The greatest joy I have is to let go of that control completely through drink, weed, or otherwise with someone I feel safe enough with to let that happen. What most people enjoy most about mind altering things is the freedom and loss of control. I enjoy drinking but do not enjoy at all the loss of control that comes with it. If I ever have truly let go around you and let loose, it is the greatest compliment I can give you.
This dichotomy leads to the greatest joy and also the things I beat myself up over. I truly love the feeling of letting go around people I trust and just being the child inside. I laugh no harder than when I am this unguarded person. I do not regret it in the morning when I do this with people I feel free enough to do it with. The gift I presented was freely gifted. I do beat myself up when it happens with others however, or when things such as crazy drivers let my anger pop out.
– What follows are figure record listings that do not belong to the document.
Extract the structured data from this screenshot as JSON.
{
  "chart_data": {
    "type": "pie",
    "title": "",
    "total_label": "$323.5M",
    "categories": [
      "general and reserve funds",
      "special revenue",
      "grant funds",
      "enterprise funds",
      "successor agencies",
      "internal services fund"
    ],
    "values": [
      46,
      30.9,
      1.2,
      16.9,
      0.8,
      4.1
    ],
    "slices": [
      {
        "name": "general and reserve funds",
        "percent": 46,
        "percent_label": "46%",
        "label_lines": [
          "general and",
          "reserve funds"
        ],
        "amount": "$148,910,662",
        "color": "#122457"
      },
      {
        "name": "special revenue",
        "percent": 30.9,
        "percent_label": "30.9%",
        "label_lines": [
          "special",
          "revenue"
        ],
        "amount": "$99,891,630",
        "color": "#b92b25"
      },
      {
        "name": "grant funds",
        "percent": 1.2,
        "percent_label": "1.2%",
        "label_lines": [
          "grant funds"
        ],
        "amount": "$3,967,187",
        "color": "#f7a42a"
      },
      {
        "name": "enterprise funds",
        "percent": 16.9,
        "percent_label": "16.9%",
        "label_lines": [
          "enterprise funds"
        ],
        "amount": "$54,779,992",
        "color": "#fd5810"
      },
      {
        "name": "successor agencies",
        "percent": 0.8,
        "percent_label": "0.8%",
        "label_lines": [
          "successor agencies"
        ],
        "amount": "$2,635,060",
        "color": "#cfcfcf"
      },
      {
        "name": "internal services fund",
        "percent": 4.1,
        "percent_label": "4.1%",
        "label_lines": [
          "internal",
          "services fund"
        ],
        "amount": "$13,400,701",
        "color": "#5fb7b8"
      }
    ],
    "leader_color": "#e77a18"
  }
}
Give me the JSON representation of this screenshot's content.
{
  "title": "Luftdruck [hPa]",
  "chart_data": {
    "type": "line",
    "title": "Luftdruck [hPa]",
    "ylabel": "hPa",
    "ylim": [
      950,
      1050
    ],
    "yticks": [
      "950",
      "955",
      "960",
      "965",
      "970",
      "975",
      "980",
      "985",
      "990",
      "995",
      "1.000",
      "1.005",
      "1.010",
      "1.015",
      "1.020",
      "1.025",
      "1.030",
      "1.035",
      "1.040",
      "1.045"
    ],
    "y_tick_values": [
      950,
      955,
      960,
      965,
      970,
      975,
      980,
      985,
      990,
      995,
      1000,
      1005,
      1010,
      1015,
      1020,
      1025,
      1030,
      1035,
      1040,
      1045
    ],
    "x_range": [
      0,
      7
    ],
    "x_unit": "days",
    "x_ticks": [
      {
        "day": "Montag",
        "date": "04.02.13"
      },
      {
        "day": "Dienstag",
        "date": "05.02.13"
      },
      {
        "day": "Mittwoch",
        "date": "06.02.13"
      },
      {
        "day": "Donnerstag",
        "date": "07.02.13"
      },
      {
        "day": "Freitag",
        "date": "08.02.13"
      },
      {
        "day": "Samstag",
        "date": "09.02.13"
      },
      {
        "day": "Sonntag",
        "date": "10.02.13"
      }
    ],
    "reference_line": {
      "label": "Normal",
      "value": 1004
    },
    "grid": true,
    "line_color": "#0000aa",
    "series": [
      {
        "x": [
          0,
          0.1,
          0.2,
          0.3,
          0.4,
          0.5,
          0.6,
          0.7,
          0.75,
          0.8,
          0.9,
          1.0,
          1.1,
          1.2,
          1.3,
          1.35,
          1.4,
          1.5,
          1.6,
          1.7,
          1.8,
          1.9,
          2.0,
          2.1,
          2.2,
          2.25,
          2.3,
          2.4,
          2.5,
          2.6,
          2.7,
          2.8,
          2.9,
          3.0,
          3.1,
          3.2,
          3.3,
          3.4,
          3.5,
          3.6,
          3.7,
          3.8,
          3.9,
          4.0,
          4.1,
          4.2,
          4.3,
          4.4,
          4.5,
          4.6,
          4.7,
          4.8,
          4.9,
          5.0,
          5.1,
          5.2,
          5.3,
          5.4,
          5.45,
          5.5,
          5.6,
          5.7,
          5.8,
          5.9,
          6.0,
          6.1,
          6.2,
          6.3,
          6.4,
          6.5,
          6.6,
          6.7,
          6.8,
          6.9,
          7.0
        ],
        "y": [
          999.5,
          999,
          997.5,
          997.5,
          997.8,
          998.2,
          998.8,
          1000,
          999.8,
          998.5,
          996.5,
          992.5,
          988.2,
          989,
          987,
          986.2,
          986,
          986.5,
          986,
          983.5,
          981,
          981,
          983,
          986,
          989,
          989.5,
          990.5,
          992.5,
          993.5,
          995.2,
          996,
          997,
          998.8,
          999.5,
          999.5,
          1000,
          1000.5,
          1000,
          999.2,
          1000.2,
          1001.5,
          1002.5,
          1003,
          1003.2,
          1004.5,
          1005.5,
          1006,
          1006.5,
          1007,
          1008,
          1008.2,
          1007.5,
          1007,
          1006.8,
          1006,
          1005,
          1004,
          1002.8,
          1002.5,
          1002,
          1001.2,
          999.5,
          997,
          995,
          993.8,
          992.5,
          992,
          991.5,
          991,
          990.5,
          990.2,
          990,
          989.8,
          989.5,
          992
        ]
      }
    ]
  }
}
One of the things that people misunderstand about me is that although I really enjoy traveling, I hate to do it by myself. One of the greatest joys is to find something truly beautiful out there. It could be an animal, scenery, a building, or some other random thing. It is one thing to capture this in a photo and share it that way… But when that can be shared live with another person, another soul, that bond can put a lasting mark in both hearts. One of my greatest frustrations is to see that and not be able to share it. A photo often does not capture the scene appropriately.
The biggest mistake I made that I am grateful now for making, though it will eventually result in my life ending, is not acting quickly enough when I had my pancreatic attack. I have since been a type 1 diabetic as I can’t produce insulin anymore…
But I am also kinder to my body and mind as a result of it.